Tanja Fajon and Vladimír Bilčík, the members of the European Parliament (EP) delegation in the inter-party dialogue about the election rules in Serbia’s Parliament, told Belgrade media that the lowering of the threshold was not discussed last autumn and that the voting rules’ changes were supposed to be talked about after the ballot, the FoNet news agency reported on Tuesday.
Fajon said she was surprised with President Aleksandar Vučić’s idea, while Bilčík added the move opened the issue of the election’s fairness.
“I’m surprised and worried about the lowering of the election threshold,” Fajon, an MEP and Chair of EP Delegation to Serbia, told the Belgrade Blic daily.
She added she had not heard any party mentioning the threshold lowering during the dialogue.
“Radical changes of election rules ahead of the vote are a very dangerous tactic,” Fajon warned and added that was usually not considered a good practice and could seriously undermine the confidence.
She also said that if late changes were necessary, it should be an agreement among the election’s participants.
Bilčík told the Belgrade Politika daily he was intrigued with the lowering of the election threshold which had been in power since 1992.
He added it could be lowered, but that any new political initiative which changed rules ahead of the vote raised the question of the process’ fairness.

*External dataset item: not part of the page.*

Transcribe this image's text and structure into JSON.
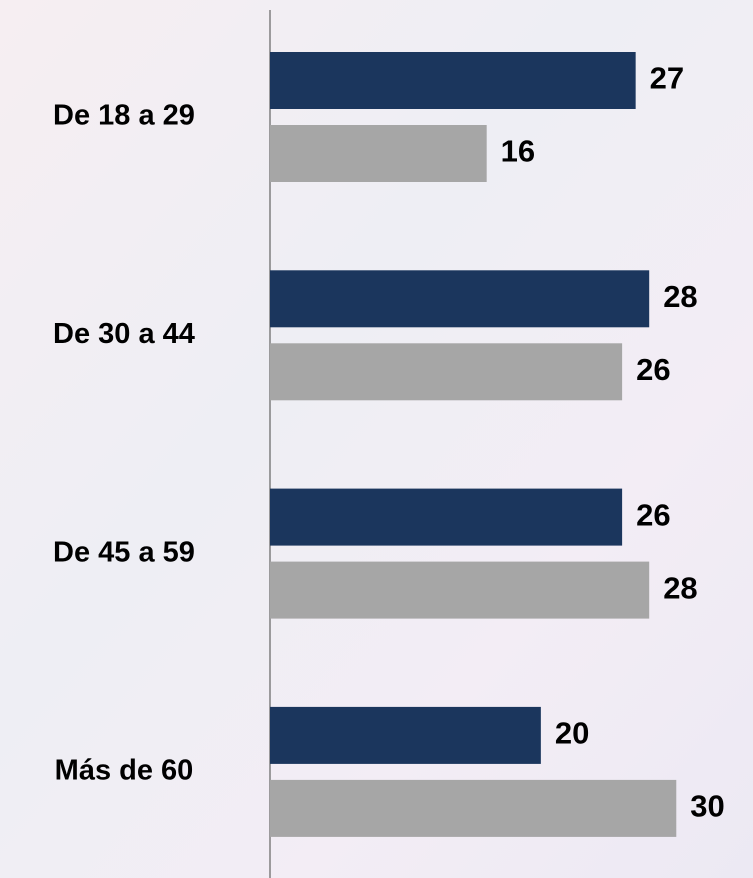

“No political party had mentioned that issue during our mediation in Serbia, unlike some other suggestions that were adopted and being implemented,” Bilčík said.
He also said he would very carefully monitor all further political and legal initiative in the area.
Also on Tuesday, the President of the Independent Union of Serbia’s Journalists (NUNS) Željko Bodrožić told N1 morning programme that the idea to lower threshold for general elections in spring was a political manoeuvre and Vučić’s message that he wanted to rule the country on his own.
Bodrožić said that the regime’s decision to lower the threshold from five to three percent aimed at encouraging “small parties” to take part in the election, and “a finger in the eye” to the opposition Alliance for Serbia (SzS) which said would boycott the vote.
He also said he suspected the intention was honourable.
“The rules are not changed in the election year… The issue should have been mentioned earlier,” Bodrožić said, adding that the move was not necessarily lousy idea “if we were a normal society,” adding that “it should not be done by a decree.”
He said that “the President has been sending messages in the last several years he wants to rule alone. The multi-patty system is dying in Serbia.”